Which DG to be picked and steps for removing the disks:
Once the above prechecks are completed successfully, then proceed with below steps:
- Generally, check the health of the drives in host and prefer to pick the one that has bad history (or) media errors.
- Make sure to note the NAA ID of the drive, can be done in two ways :
- Just copy the disk NAA ID name from the vCenter disk management page . (or)
- SSH to host and run the command esxcli storage core device list , copy the device name by cross checking with the NAA ID shown in disk management.
3. Delete the specific Disk group or just the disk with full data migration and this should trigger resync based the data available in the drives.
4. Once the resync is completed, you can see the drives or disk groups reduced under Disk Management.
5. As marked the NAA ID in step 2, run below command in specific host to flash the LED – this LED flashing would be helpful for you to pin point the exact drive in the server.
esxcli storage core device set -d <NAA ID of drive> -l=locator -L=240
Note : Since the LED flash stops automatically after 240 sec, I would suggest to run the command again or automate.If you try this via the UI, the behaviour is a little strange. You’ll find the icons for turning on and off LEDs when you select a disk drive in the UI. However the task will report as complete whether it succeeded or failed. You will have to go into the events view to see whether it succeeded or not.
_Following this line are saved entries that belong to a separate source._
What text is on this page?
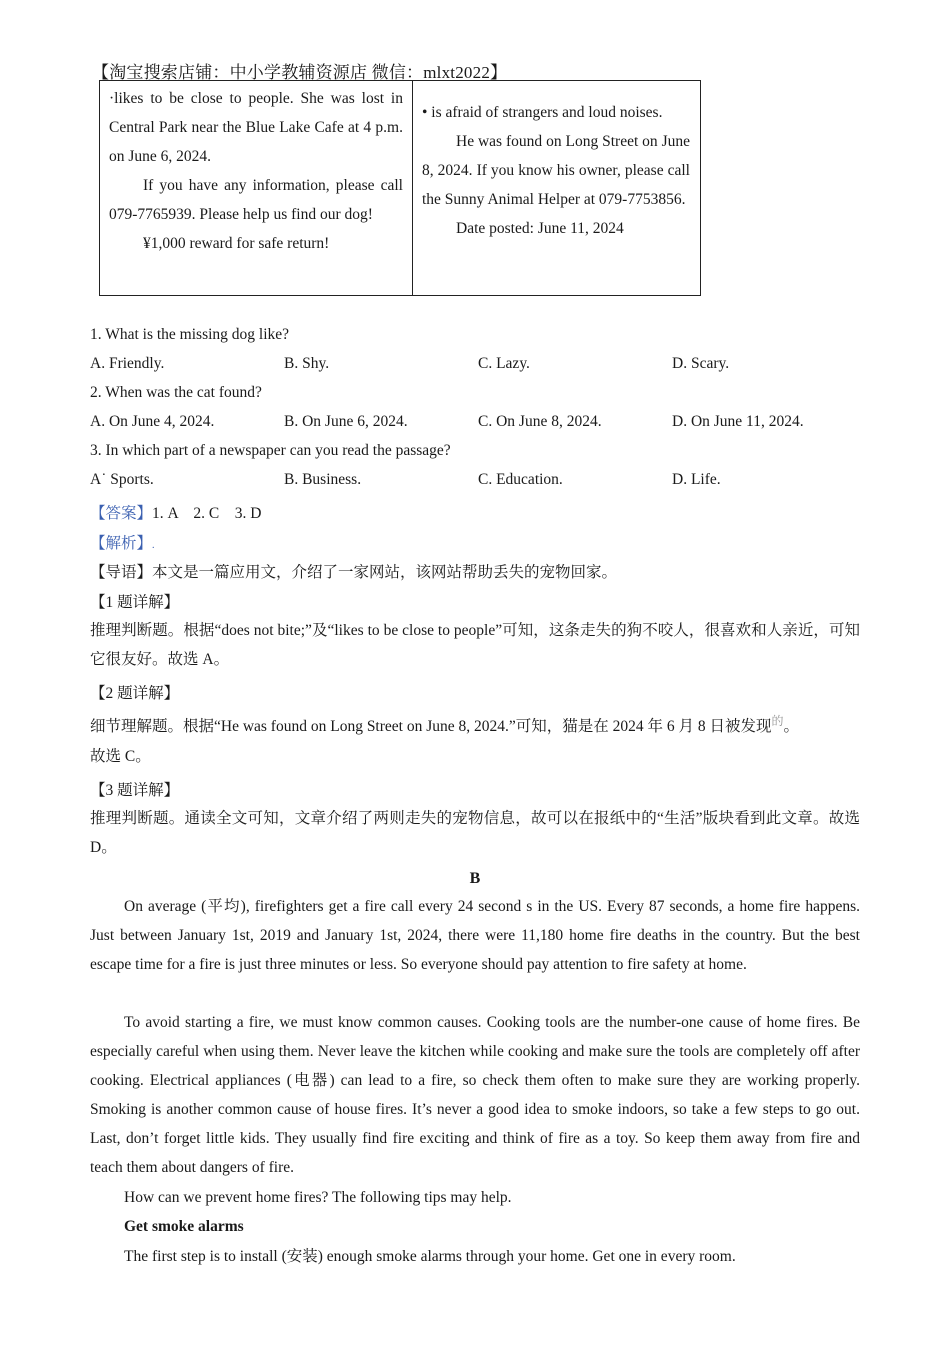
【淘宝搜索店铺：中小学教辅资源店 微信：mlxt2022】
·likes to be close to people. She was lost in Central Park near the Blue Lake Cafe at 4 p.m. on June 6, 2024.
If you have any information, please call 079-7765939. Please help us find our dog!
¥1,000 reward for safe return!
• is afraid of strangers and loud noises.
He was found on Long Street on June 8, 2024. If you know his owner, please call the Sunny Animal Helper at 079-7753856.
Date posted: June 11, 2024
1. What is the missing dog like?
A. Friendly.	B. Shy.	C. Lazy.	D. Scary.
2. When was the cat found?
A. On June 4, 2024.	B. On June 6, 2024.	C. On June 8, 2024.	D. On June 11, 2024.
3. In which part of a newspaper can you read the passage?
A˙ Sports.	B. Business.	C. Education.	D. Life.
【答案】1. A    2. C    3. D
【解析】.
【导语】本文是一篇应用文，介绍了一家网站，该网站帮助丢失的宠物回家。
【1 题详解】
推理判断题。根据“does not bite;”及“likes to be close to people”可知，这条走失的狗不咬人，很喜欢和人亲近，可知它很友好。故选 A。
【2 题详解】
细节理解题。根据“He was found on Long Street on June 8, 2024.”可知，猫是在 2024 年 6 月 8 日被发现$^的$。
故选 C。
【3 题详解】
推理判断题。通读全文可知，文章介绍了两则走失的宠物信息，故可以在报纸中的“生活”版块看到此文章。故选 D。
B
On average (平均), firefighters get a fire call every 24 second s in the US. Every 87 seconds, a home fire happens. Just between January 1st, 2019 and January 1st, 2024, there were 11,180 home fire deaths in the country. But the best escape time for a fire is just three minutes or less. So everyone should pay attention to fire safety at home.
To avoid starting a fire, we must know common causes. Cooking tools are the number-one cause of home fires. Be especially careful when using them. Never leave the kitchen while cooking and make sure the tools are completely off after cooking. Electrical appliances (电器) can lead to a fire, so check them often to make sure they are working properly. Smoking is another common cause of house fires. It’s never a good idea to smoke indoors, so take a few steps to go out. Last, don’t forget little kids. They usually find fire exciting and think of fire as a toy. So keep them away from fire and teach them about dangers of fire.
How can we prevent home fires? The following tips may help.
Get smoke alarms
The first step is to install (安装) enough smoke alarms through your home. Get one in every room.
6.If the above command executed successfully then command simply returned to the prompt. If not, then error is seen and reason for the failure could be seen in hostd logs.
7. Move the host into MM with ensure accessibility : CLOMD to be changed to 120 or 180 mins. – Though most of the hardware vendors supports how removal of the drive , I would like to put the host into MM to ensure that vm’s are not affected even if wrong drives are pulled off the server.
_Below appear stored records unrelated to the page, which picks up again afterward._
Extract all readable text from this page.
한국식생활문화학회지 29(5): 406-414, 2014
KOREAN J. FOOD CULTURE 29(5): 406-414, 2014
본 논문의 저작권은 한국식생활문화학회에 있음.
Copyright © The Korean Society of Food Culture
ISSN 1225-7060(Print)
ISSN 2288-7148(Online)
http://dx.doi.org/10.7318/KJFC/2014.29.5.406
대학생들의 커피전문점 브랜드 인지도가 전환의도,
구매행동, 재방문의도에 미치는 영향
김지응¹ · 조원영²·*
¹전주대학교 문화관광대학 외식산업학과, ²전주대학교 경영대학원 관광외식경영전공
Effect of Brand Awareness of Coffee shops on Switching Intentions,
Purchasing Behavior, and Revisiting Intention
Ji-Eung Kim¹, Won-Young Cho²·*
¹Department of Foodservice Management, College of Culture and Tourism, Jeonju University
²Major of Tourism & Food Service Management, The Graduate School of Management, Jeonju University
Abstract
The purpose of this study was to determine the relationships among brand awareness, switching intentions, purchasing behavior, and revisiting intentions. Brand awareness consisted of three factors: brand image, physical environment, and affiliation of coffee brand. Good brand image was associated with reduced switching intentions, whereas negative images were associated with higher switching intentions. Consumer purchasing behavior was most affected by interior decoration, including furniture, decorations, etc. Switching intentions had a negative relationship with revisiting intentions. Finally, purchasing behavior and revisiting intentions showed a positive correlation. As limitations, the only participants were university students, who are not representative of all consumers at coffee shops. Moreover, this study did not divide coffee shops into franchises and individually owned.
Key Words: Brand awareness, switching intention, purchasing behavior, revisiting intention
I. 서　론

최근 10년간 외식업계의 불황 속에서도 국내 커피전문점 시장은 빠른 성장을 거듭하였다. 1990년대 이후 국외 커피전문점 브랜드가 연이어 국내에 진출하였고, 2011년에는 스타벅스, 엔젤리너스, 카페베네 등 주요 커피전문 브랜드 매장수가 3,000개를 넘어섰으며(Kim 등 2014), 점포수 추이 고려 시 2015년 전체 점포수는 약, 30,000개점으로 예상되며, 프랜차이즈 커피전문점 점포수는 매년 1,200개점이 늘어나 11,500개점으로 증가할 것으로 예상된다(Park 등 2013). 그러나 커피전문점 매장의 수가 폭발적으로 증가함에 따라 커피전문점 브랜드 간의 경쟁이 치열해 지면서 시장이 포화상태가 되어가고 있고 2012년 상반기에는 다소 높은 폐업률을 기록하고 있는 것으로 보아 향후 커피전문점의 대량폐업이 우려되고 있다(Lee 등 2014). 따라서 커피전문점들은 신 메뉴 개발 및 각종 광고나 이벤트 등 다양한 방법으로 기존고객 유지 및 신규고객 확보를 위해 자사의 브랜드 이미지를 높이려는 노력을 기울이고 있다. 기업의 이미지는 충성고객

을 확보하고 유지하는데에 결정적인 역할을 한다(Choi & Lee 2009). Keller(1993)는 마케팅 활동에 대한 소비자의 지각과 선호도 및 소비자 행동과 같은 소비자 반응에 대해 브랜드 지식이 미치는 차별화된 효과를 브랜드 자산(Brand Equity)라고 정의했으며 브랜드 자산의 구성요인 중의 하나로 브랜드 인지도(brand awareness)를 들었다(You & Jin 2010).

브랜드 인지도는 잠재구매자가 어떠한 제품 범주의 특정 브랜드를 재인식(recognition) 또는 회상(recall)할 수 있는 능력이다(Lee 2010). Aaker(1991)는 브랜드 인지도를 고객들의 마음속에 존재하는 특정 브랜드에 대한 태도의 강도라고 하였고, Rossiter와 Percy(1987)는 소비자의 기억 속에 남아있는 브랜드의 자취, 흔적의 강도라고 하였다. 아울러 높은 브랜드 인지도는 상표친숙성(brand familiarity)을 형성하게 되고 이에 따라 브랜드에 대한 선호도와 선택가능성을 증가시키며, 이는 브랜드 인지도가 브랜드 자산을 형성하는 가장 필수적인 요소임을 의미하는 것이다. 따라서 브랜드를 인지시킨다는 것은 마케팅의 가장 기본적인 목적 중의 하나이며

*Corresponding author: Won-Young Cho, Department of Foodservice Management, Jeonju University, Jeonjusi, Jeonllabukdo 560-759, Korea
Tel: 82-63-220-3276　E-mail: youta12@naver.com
8. Remove the drive physically from the server and do a rescan of storage devices : vCenter > host > configure > Storage > Storage devices
9. Exit the host from MM.
Post checks:
- Check the vSAN Health for any warning/errors/inaccessible objects/ resync.
If post checks are successful and if you have few more hosts in the same cluster due for removing the disk groups or disk, then just follow the same steps as mentioned above.